(NEXSTAR) – The Centers for Disease Control and Prevention issued an alert Wednesday urging pregnant women to get the COVID-19 vaccine.
The CDC said it “strongly recommends” the shot for women who are pregnant, trying to become pregnant or who may want children in the future.
Data from hospitals across the country show that roughly 97 percent of pregnant women who were hospitalized with a confirmed case of COVID-19 were unvaccinated. Along with the risks of severe illness and death for pregnant and recently pregnant women, the virus also puts babies at increased risk of preterm birth and admission to the ICU, according to the CDC. Stillbirths have also been reported.
The vaccination numbers are lower among pregnant women than non-pregnant women, despite the known risks.
“I strongly encourage those who are pregnant or considering pregnancy to talk with their health care provider about the protective benefits of the COVID-19 vaccine to keep their babies and themselves safe,” said CDC Director Dr. Rochelle Walensky in a statement.
Just 31 percent of pregnant people were fully vaccinated before or during their pregnancy as of Sept. 18, COVID Data Tracker stats show, with distinct differences among races and ethnicities. For non-Hispanic Black women, that percentage is even lower, at just 15.6 percent.

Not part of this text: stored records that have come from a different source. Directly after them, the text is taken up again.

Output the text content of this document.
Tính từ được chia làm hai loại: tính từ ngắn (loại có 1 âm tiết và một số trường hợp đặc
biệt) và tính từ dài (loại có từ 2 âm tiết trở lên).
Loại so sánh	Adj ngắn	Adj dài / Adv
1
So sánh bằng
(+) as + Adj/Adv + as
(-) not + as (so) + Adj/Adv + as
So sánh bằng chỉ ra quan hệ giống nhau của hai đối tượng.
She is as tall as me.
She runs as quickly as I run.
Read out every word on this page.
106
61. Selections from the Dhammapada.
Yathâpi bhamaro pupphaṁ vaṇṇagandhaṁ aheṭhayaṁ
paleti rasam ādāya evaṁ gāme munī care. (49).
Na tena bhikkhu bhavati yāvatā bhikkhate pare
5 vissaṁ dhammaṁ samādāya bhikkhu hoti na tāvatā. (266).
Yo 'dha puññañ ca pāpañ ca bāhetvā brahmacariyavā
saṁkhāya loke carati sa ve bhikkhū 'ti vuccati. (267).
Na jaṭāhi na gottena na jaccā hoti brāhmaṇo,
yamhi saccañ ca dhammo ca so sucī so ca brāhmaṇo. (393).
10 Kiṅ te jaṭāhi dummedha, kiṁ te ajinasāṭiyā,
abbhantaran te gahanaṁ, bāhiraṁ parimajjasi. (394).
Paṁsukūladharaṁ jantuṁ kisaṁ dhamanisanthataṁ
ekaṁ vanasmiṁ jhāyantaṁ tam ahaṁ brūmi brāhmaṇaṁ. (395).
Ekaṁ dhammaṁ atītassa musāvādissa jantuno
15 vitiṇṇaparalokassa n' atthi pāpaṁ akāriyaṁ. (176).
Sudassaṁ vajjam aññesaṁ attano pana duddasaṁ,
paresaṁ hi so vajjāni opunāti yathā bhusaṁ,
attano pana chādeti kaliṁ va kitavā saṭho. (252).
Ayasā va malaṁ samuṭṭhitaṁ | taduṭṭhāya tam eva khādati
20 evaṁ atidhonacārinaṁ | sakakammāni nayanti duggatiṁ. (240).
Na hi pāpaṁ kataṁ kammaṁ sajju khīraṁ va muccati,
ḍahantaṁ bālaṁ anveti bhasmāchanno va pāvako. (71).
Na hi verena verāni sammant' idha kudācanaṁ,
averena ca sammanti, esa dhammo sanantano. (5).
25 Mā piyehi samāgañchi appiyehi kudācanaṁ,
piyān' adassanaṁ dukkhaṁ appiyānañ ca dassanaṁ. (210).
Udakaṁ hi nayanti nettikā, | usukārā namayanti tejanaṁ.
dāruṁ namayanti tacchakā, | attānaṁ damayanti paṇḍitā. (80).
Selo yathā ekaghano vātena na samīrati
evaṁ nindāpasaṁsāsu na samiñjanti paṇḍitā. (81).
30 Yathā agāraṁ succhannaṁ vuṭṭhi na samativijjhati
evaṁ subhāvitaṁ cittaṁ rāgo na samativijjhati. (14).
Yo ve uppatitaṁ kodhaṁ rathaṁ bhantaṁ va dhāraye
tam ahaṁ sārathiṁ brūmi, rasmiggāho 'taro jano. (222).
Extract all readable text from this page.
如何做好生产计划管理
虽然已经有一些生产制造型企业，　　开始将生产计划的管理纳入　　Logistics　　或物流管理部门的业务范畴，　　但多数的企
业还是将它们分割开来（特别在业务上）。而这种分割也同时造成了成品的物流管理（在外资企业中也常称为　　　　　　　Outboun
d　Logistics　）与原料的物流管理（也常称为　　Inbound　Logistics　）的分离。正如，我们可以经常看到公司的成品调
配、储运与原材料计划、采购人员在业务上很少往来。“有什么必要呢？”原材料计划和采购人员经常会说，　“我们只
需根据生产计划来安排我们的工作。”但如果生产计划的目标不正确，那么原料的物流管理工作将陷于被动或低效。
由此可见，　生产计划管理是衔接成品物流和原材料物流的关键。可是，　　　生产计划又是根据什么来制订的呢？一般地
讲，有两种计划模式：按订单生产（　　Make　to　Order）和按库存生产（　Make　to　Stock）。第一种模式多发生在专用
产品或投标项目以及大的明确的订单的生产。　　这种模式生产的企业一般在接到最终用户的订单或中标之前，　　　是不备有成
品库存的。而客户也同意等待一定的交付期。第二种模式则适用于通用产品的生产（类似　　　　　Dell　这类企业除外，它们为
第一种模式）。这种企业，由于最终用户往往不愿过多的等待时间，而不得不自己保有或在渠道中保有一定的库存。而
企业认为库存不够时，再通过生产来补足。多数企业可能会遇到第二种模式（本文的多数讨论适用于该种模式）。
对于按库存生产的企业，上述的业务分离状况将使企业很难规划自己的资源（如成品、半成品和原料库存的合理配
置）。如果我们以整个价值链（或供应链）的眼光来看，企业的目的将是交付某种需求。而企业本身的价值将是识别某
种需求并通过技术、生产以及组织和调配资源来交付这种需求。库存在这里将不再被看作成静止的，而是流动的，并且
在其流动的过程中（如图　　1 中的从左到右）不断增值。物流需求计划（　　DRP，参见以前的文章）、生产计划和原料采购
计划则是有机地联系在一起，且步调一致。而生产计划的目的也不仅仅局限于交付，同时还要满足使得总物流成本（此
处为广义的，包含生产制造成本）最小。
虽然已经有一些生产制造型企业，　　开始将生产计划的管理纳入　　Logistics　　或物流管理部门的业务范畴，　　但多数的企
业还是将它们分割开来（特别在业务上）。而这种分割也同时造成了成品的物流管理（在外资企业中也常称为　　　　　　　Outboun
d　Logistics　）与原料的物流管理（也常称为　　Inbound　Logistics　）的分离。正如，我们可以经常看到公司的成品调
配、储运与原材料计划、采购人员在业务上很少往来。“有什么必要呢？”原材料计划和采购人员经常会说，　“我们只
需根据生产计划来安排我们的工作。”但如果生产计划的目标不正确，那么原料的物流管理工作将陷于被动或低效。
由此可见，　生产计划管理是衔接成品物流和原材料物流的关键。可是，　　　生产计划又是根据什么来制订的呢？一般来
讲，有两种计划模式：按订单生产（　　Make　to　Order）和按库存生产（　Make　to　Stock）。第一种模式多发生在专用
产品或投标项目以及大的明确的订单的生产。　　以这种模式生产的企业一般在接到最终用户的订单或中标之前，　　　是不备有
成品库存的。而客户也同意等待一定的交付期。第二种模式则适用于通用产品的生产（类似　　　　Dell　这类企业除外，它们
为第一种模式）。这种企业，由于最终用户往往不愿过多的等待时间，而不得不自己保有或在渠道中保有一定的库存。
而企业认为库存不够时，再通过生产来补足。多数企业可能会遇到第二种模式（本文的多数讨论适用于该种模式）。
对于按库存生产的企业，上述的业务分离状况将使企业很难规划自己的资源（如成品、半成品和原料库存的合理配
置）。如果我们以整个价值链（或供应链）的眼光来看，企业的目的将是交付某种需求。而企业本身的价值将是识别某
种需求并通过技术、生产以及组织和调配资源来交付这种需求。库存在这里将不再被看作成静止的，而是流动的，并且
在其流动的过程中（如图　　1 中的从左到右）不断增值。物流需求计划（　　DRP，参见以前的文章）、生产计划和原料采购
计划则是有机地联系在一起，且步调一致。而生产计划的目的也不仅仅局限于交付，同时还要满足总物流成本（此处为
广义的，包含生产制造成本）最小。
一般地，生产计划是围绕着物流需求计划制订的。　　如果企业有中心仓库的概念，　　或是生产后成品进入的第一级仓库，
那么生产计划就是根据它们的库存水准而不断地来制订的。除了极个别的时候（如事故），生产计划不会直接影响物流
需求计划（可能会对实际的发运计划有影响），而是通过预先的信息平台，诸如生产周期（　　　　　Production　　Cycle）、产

The lack of vaccination has led to more than 125,000 cases, 22,000 hospitalizations and 161 deaths among pregnant women with COVID-19, according to the CDC. Twenty-two of those deaths came in August alone, the highest number on record for a single month.
The CDC, which announced there was enough data to deem the vaccine safe for pregnant women last month, issued the alert in a bid to “accelerate” vaccinations to protect higher risk pregnant women and their unborn children.